Expect a deepfakes surge as hackers master use of AI, Machine Learning

According to the experts, 2023 saw QR code-based phishing (quishing) gain popularity and witnessed an uptick in more advanced tactics such as man-in-the-middle (MITM) and adversary-in-the-middle (AiTM) attack methods that leverage tools like EvilProxy. In addition to phishing, advanced tactics like social engineering and malvertising will continue to be prolific

With the growth of Large Language Models (LLMs) like OpenAI's ChatGPT, Artificial Intelligence (AI) exploded in the public arena in 2023. According to experts, this trend is expected to continue beyond 2024, as both hackers and cybersecurity professionals continue to improve their usage of AI and Machine Learning (ML).

Recently, Infosys founder Narayana Murthy's two new deepfake videos were shared on social media, purportedly promoting a so-called investing platform ‘Quantum AI’, claiming that the user of this new technology would be able to earn $3,000 (around Rs. 2.5 lakh) on the first working day.

One of the videos showed a morphed version of Murthy claiming to be working on a ‘Quantum AI’ project with tech billionaire Elon Musk.

Zerodha co-founder and CEO Nithin Kamath posted his own deepfake video, which was convincing enough to fool users into believing that it was Kamath himself. He said the aim was to highlight the growing threat posed by AI.

Attacks will become more sophisticated as threat actors continue to use AI tools and 2024 will likely witness an increase in AI-assisted and AI-driven attacks successfully bypassing security controls such as Multi-Factor Authentication (MFA), Zero Trust and other fundamental security technologies and defences.

According to information security company CyberArk, deepfakes will pose a looming threat to India's cybersecurity in 2024. These attacks will target individuals, businesses and even government institutions, aiming to spread misinformation, manipulate public opinion, and disrupt critical infrastructure.

The financial repercussions of these attacks could be severe, potentially leading to reputational damage, loss of investor confidence, and even economic instability.

The recent deepfake controversies with actresses Rashmika Mandanna, Kajol and Katrina Kaif have made this a public issue. With India and the US both going into major election years, the experts believe deep fakes are likely to continue being prominent in cybersecurity and misinformation campaigns.

“To combat this growing threat, Indian organisations must invest in deepfake detection and mitigation technologies, raise awareness among their employees about the dangers of deepfakes, and develop robust cybersecurity strategies that can withstand these sophisticated attacks," the researchers said.

The researchers also predicted that ransomware attacks are expected to surge in 2024, surpassing the alarming 91 per cent reported in 2022 and said that a rise in cloud adoption could lead to a surge of identity-based attacks.

As per International Data Corporation (IDC), the overall India public cloud services market is expected to surge to $17.8 billion by 2027, exhibiting a formidable CAGR of 23.4 per cent for the period spanning 2022-2027.

According to the cybersecurity company Securonix, financial services, healthcare and education will continue to attract the attention of threat actors as their economic importance and data value make them especially attractive targets.

In late 2022, AIIMS Delhi faced a crippling attack before successfully thwarting another in mid-2023.

"Governmental and non-governmental organisations working on important economic, justice and civic issues are also likely to be a target of misinformation and cyberattack campaigns from foreign and domestic actors," the experts said.

When it comes to phishing emails and social engineering exploits, the trend is likely to continue in 2024.

Last year, phishing attempts surged by 62 per cent and threat actors will likely continue to use phishing emails as a main source of compromise in 2024 with new and evolved tactics, techniques and procedures (TTPs).

According to the experts, 2023 saw QR code-based phishing (quishing) gain popularity and witnessed an uptick in more advanced tactics such as man-in-the-middle (MITM) and adversary-in-the-middle (AiTM) attack methods that leverage tools like EvilProxy. In addition to phishing, advanced tactics like social engineering and malvertising will continue to be prolific.
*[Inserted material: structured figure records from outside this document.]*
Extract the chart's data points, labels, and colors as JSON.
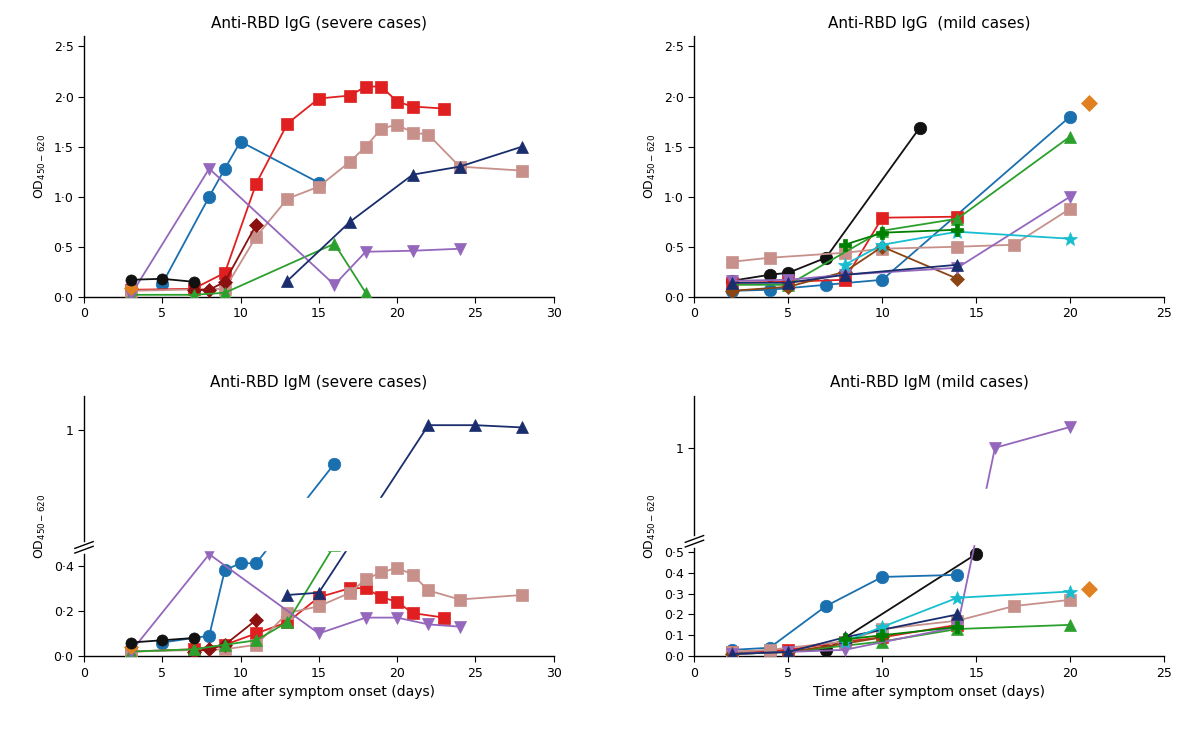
{
  "fig_width": 12.0,
  "fig_height": 7.29,
  "background": "#ffffff",
  "panels": {
    "igg_severe": {
      "title": "Anti-RBD IgG (severe cases)",
      "xlim": [
        0,
        30
      ],
      "ylim": [
        0.0,
        2.6
      ],
      "yticks": [
        0.0,
        0.5,
        1.0,
        1.5,
        2.0,
        2.5
      ],
      "ytick_labels": [
        "0·0",
        "0·5",
        "1·0",
        "1·5",
        "2·0",
        "2·5"
      ],
      "xticks": [
        0,
        5,
        10,
        15,
        20,
        25,
        30
      ],
      "break_axis": false,
      "series": [
        {
          "color": "#1a6faf",
          "marker": "o",
          "ms": 9,
          "lw": 1.3,
          "x": [
            5,
            8,
            9,
            10,
            15
          ],
          "y": [
            0.13,
            1.0,
            1.28,
            1.55,
            1.14
          ]
        },
        {
          "color": "#e02020",
          "marker": "s",
          "ms": 8,
          "lw": 1.3,
          "x": [
            3,
            7,
            9,
            11,
            13,
            15,
            17,
            18,
            19,
            20,
            21,
            23
          ],
          "y": [
            0.07,
            0.08,
            0.24,
            1.13,
            1.73,
            1.98,
            2.01,
            2.1,
            2.1,
            1.95,
            1.9,
            1.88
          ]
        },
        {
          "color": "#c8908a",
          "marker": "s",
          "ms": 8,
          "lw": 1.3,
          "x": [
            3,
            9,
            11,
            13,
            15,
            17,
            18,
            19,
            20,
            21,
            22,
            24,
            28
          ],
          "y": [
            0.06,
            0.08,
            0.6,
            0.98,
            1.1,
            1.35,
            1.5,
            1.68,
            1.72,
            1.64,
            1.62,
            1.3,
            1.26
          ]
        },
        {
          "color": "#8B1010",
          "marker": "D",
          "ms": 7,
          "lw": 1.3,
          "x": [
            7,
            8,
            9,
            11
          ],
          "y": [
            0.07,
            0.07,
            0.15,
            0.72
          ]
        },
        {
          "color": "#2ca02c",
          "marker": "^",
          "ms": 8,
          "lw": 1.3,
          "x": [
            3,
            7,
            9,
            16,
            18
          ],
          "y": [
            0.02,
            0.02,
            0.04,
            0.53,
            0.04
          ]
        },
        {
          "color": "#9467bd",
          "marker": "v",
          "ms": 8,
          "lw": 1.3,
          "x": [
            3,
            8,
            16,
            18,
            21,
            24
          ],
          "y": [
            0.02,
            1.28,
            0.12,
            0.45,
            0.46,
            0.48
          ]
        },
        {
          "color": "#1a2e6e",
          "marker": "^",
          "ms": 8,
          "lw": 1.3,
          "x": [
            13,
            17,
            21,
            24,
            28
          ],
          "y": [
            0.16,
            0.75,
            1.22,
            1.3,
            1.5
          ]
        },
        {
          "color": "#e08020",
          "marker": "D",
          "ms": 7,
          "lw": 1.3,
          "x": [
            3
          ],
          "y": [
            0.09
          ]
        },
        {
          "color": "#111111",
          "marker": "o",
          "ms": 8,
          "lw": 1.3,
          "x": [
            3,
            5,
            7
          ],
          "y": [
            0.17,
            0.18,
            0.15
          ]
        }
      ]
    },
    "igg_mild": {
      "title": "Anti-RBD IgG  (mild cases)",
      "xlim": [
        0,
        25
      ],
      "ylim": [
        0.0,
        2.6
      ],
      "yticks": [
        0.0,
        0.5,
        1.0,
        1.5,
        2.0,
        2.5
      ],
      "ytick_labels": [
        "0·0",
        "0·5",
        "1·0",
        "1·5",
        "2·0",
        "2·5"
      ],
      "xticks": [
        0,
        5,
        10,
        15,
        20,
        25
      ],
      "break_axis": false,
      "series": [
        {
          "color": "#111111",
          "marker": "o",
          "ms": 9,
          "lw": 1.3,
          "x": [
            2,
            4,
            5,
            7,
            12
          ],
          "y": [
            0.16,
            0.22,
            0.24,
            0.39,
            1.69
          ]
        },
        {
          "color": "#1a6faf",
          "marker": "o",
          "ms": 9,
          "lw": 1.3,
          "x": [
            2,
            4,
            7,
            10,
            20
          ],
          "y": [
            0.06,
            0.07,
            0.12,
            0.17,
            1.8
          ]
        },
        {
          "color": "#e08020",
          "marker": "D",
          "ms": 8,
          "lw": 1.3,
          "x": [
            21
          ],
          "y": [
            1.94
          ]
        },
        {
          "color": "#e02020",
          "marker": "s",
          "ms": 8,
          "lw": 1.3,
          "x": [
            2,
            5,
            8,
            10,
            14
          ],
          "y": [
            0.14,
            0.15,
            0.17,
            0.79,
            0.8
          ]
        },
        {
          "color": "#c8908a",
          "marker": "s",
          "ms": 8,
          "lw": 1.3,
          "x": [
            2,
            4,
            8,
            10,
            14,
            17,
            20
          ],
          "y": [
            0.35,
            0.39,
            0.44,
            0.48,
            0.5,
            0.52,
            0.88
          ]
        },
        {
          "color": "#2ca02c",
          "marker": "^",
          "ms": 8,
          "lw": 1.3,
          "x": [
            2,
            5,
            10,
            14,
            20
          ],
          "y": [
            0.12,
            0.12,
            0.66,
            0.78,
            1.6
          ]
        },
        {
          "color": "#8B4513",
          "marker": "D",
          "ms": 7,
          "lw": 1.3,
          "x": [
            2,
            5,
            8,
            10,
            14
          ],
          "y": [
            0.06,
            0.1,
            0.25,
            0.5,
            0.18
          ]
        },
        {
          "color": "#9467bd",
          "marker": "v",
          "ms": 8,
          "lw": 1.3,
          "x": [
            2,
            5,
            8,
            14,
            20
          ],
          "y": [
            0.16,
            0.17,
            0.22,
            0.29,
            1.0
          ]
        },
        {
          "color": "#1a2e6e",
          "marker": "^",
          "ms": 8,
          "lw": 1.3,
          "x": [
            2,
            5,
            8,
            14
          ],
          "y": [
            0.14,
            0.14,
            0.22,
            0.32
          ]
        },
        {
          "color": "#17becf",
          "marker": "*",
          "ms": 10,
          "lw": 1.3,
          "x": [
            8,
            10,
            14,
            20
          ],
          "y": [
            0.32,
            0.52,
            0.65,
            0.58
          ]
        },
        {
          "color": "#008000",
          "marker": "P",
          "ms": 9,
          "lw": 1.3,
          "x": [
            8,
            10,
            14
          ],
          "y": [
            0.52,
            0.64,
            0.67
          ]
        }
      ]
    },
    "igm_severe": {
      "title": "Anti-RBD IgM (severe cases)",
      "xlim": [
        0,
        30
      ],
      "ylim": [
        0.0,
        1.15
      ],
      "yticks": [
        0.0,
        0.2,
        0.4,
        1.0
      ],
      "ytick_labels": [
        "0·0",
        "0·2",
        "0·4",
        "1"
      ],
      "xticks": [
        0,
        5,
        10,
        15,
        20,
        25,
        30
      ],
      "break_axis": true,
      "break_y_lo": 0.47,
      "break_y_hi": 0.7,
      "series": [
        {
          "color": "#1a6faf",
          "marker": "o",
          "ms": 9,
          "lw": 1.3,
          "x": [
            5,
            8,
            9,
            10,
            11,
            16
          ],
          "y": [
            0.06,
            0.09,
            0.38,
            0.41,
            0.41,
            0.85
          ]
        },
        {
          "color": "#e02020",
          "marker": "s",
          "ms": 8,
          "lw": 1.3,
          "x": [
            3,
            7,
            9,
            11,
            13,
            15,
            17,
            18,
            19,
            20,
            21,
            23
          ],
          "y": [
            0.02,
            0.03,
            0.05,
            0.1,
            0.15,
            0.26,
            0.3,
            0.3,
            0.26,
            0.24,
            0.19,
            0.17
          ]
        },
        {
          "color": "#c8908a",
          "marker": "s",
          "ms": 8,
          "lw": 1.3,
          "x": [
            3,
            9,
            11,
            13,
            15,
            17,
            18,
            19,
            20,
            21,
            22,
            24,
            28
          ],
          "y": [
            0.02,
            0.03,
            0.05,
            0.19,
            0.22,
            0.28,
            0.34,
            0.37,
            0.39,
            0.36,
            0.29,
            0.25,
            0.27
          ]
        },
        {
          "color": "#8B1010",
          "marker": "D",
          "ms": 7,
          "lw": 1.3,
          "x": [
            7,
            8,
            9,
            11
          ],
          "y": [
            0.02,
            0.03,
            0.05,
            0.16
          ]
        },
        {
          "color": "#2ca02c",
          "marker": "^",
          "ms": 8,
          "lw": 1.3,
          "x": [
            3,
            7,
            9,
            11,
            13,
            16
          ],
          "y": [
            0.02,
            0.03,
            0.05,
            0.07,
            0.15,
            0.49
          ]
        },
        {
          "color": "#9467bd",
          "marker": "v",
          "ms": 8,
          "lw": 1.3,
          "x": [
            3,
            8,
            15,
            18,
            20,
            22,
            24
          ],
          "y": [
            0.02,
            0.45,
            0.1,
            0.17,
            0.17,
            0.14,
            0.13
          ]
        },
        {
          "color": "#1a2e6e",
          "marker": "^",
          "ms": 8,
          "lw": 1.3,
          "x": [
            13,
            15,
            22,
            25,
            28
          ],
          "y": [
            0.27,
            0.28,
            1.02,
            1.02,
            1.01
          ]
        },
        {
          "color": "#e08020",
          "marker": "D",
          "ms": 7,
          "lw": 1.3,
          "x": [
            3
          ],
          "y": [
            0.04
          ]
        },
        {
          "color": "#111111",
          "marker": "o",
          "ms": 8,
          "lw": 1.3,
          "x": [
            3,
            5,
            7
          ],
          "y": [
            0.06,
            0.07,
            0.08
          ]
        }
      ]
    },
    "igm_mild": {
      "title": "Anti-RBD IgM (mild cases)",
      "xlim": [
        0,
        25
      ],
      "ylim": [
        0.0,
        1.25
      ],
      "yticks": [
        0.0,
        0.1,
        0.2,
        0.3,
        0.4,
        0.5,
        1.0
      ],
      "ytick_labels": [
        "0·0",
        "0·1",
        "0·2",
        "0·3",
        "0·4",
        "0·5",
        "1"
      ],
      "xticks": [
        0,
        5,
        10,
        15,
        20,
        25
      ],
      "break_axis": true,
      "break_y_lo": 0.54,
      "break_y_hi": 0.8,
      "series": [
        {
          "color": "#111111",
          "marker": "o",
          "ms": 9,
          "lw": 1.3,
          "x": [
            2,
            4,
            7,
            15
          ],
          "y": [
            0.02,
            0.02,
            0.03,
            0.49
          ]
        },
        {
          "color": "#1a6faf",
          "marker": "o",
          "ms": 9,
          "lw": 1.3,
          "x": [
            2,
            4,
            7,
            10,
            14
          ],
          "y": [
            0.03,
            0.04,
            0.24,
            0.38,
            0.39
          ]
        },
        {
          "color": "#e08020",
          "marker": "D",
          "ms": 8,
          "lw": 1.3,
          "x": [
            21
          ],
          "y": [
            0.32
          ]
        },
        {
          "color": "#e02020",
          "marker": "s",
          "ms": 8,
          "lw": 1.3,
          "x": [
            2,
            5,
            8,
            10,
            14
          ],
          "y": [
            0.02,
            0.03,
            0.07,
            0.09,
            0.15
          ]
        },
        {
          "color": "#c8908a",
          "marker": "s",
          "ms": 8,
          "lw": 1.3,
          "x": [
            2,
            4,
            8,
            10,
            14,
            17,
            20
          ],
          "y": [
            0.02,
            0.03,
            0.07,
            0.13,
            0.17,
            0.24,
            0.27
          ]
        },
        {
          "color": "#2ca02c",
          "marker": "^",
          "ms": 8,
          "lw": 1.3,
          "x": [
            2,
            5,
            10,
            14,
            20
          ],
          "y": [
            0.01,
            0.02,
            0.07,
            0.13,
            0.15
          ]
        },
        {
          "color": "#8B4513",
          "marker": "D",
          "ms": 7,
          "lw": 1.3,
          "x": [
            2,
            5,
            8,
            10
          ],
          "y": [
            0.01,
            0.02,
            0.06,
            0.09
          ]
        },
        {
          "color": "#9467bd",
          "marker": "v",
          "ms": 8,
          "lw": 1.3,
          "x": [
            2,
            5,
            8,
            14,
            16,
            20
          ],
          "y": [
            0.01,
            0.02,
            0.03,
            0.14,
            1.0,
            1.1
          ]
        },
        {
          "color": "#1a2e6e",
          "marker": "^",
          "ms": 8,
          "lw": 1.3,
          "x": [
            2,
            5,
            8,
            14
          ],
          "y": [
            0.01,
            0.02,
            0.09,
            0.2
          ]
        },
        {
          "color": "#17becf",
          "marker": "*",
          "ms": 10,
          "lw": 1.3,
          "x": [
            8,
            10,
            14,
            20
          ],
          "y": [
            0.07,
            0.14,
            0.28,
            0.31
          ]
        },
        {
          "color": "#008000",
          "marker": "P",
          "ms": 9,
          "lw": 1.3,
          "x": [
            8,
            10,
            14
          ],
          "y": [
            0.08,
            0.1,
            0.14
          ]
        }
      ]
    }
  }
}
The experts also said to prepare for new type of AI-based attacks that might appear in 2024.

"An equally potent threat emerges for every positive stride made in the realm of AI. The dark side of AI can manifest in sophisticated cyber threats and malicious activities fuelled by the same technologies that are designed to enhance efficiency, automation, and decision-making," said CyberArk researchers.

They further said, “As AI becomes more pervasive, adversaries will quickly capitalise on its capabilities, crafting new attack vectors that exploit vulnerabilities in novel ways."

The researchers suggested these predictions for the next year underline the urgency for organisations to invest in cutting-edge technologies, raise awareness, and craft robust strategies that can withstand the onslaught of evolving cyber threats.